The findings of this study suggest that hamstring flexibility plays an important role in the patterns of trunk and lower limb muscle activity onset, offset, and recruitment.

Acknowledgments

Acknowledgements

We thank K. Shashok (AuthorAID in the Eastern Mediterranean) for improving the use of English in the manuscript.

Funding Sources and Conflicts of Interest

We appreciate the financial support from the Rehabilitation Faculty of Shiraz University of Medical Sciences and Health Services. The authors report no conflict of interest.

Contributorship Information

Concept development (provided idea for the research): S.N.

Design (planned the methods to generate the results): S.N., S.P., S.T.

Supervision (provided oversight, responsible for organization and implementation, writing of the manuscript): S.P., S.T.

Data collection/processing (responsible for experiments, patient management, organization, or reporting data): S.N.

Analysis/interpretation (responsible for statistical analysis, evaluation, and presentation of the results): S.P., S.T., L.H.

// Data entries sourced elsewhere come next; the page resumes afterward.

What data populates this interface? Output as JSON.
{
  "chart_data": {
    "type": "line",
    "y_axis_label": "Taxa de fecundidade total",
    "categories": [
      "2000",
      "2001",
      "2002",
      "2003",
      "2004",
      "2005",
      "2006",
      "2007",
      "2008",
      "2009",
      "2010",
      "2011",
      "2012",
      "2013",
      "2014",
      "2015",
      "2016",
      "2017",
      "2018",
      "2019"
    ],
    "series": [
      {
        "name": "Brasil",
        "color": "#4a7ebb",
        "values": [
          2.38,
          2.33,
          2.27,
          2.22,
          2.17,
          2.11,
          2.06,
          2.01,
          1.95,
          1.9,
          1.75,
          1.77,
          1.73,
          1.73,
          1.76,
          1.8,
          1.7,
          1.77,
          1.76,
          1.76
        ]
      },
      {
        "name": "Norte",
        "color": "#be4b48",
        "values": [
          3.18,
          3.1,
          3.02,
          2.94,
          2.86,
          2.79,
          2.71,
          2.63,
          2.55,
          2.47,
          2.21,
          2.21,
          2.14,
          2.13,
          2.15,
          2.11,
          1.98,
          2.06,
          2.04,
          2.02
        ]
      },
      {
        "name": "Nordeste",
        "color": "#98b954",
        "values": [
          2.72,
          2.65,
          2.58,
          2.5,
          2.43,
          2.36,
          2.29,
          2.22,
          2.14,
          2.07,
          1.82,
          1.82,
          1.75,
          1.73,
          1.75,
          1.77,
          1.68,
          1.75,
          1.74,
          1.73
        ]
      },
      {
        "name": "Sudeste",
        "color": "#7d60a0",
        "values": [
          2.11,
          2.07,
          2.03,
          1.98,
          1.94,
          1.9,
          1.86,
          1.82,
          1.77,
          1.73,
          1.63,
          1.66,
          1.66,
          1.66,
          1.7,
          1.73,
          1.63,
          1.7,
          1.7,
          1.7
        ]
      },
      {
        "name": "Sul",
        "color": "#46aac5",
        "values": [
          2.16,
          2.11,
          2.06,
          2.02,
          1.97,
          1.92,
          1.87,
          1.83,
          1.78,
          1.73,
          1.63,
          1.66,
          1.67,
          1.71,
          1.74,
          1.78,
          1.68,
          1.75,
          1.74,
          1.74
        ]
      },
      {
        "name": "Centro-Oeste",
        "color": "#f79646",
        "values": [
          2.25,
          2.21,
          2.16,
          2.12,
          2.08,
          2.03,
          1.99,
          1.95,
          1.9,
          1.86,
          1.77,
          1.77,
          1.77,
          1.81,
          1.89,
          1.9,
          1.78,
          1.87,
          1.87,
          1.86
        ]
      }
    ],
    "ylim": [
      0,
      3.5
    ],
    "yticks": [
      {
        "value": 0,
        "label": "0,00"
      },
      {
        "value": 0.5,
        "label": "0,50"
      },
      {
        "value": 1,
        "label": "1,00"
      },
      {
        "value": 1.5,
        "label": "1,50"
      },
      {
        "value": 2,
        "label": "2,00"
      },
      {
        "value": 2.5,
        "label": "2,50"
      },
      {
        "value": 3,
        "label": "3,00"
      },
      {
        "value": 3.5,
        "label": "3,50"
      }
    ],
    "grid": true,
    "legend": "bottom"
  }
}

Literature search (performed the literature search): S.N., L.H.

Writing (responsible for writing a substantive part of the manuscript): S.P., S.T., L.H.

Critical review (revised manuscript for intellectual content, this does not relate to spelling and grammar checking): S.P., S.T., L.H.

Practical Applications.

  • The findings of this study highlight the importance of hamstring muscle length on electromyographic activity patterns of the trunk and lower limb muscles that should be taken into consideration as a potential contributing factor to motor control deficiencies.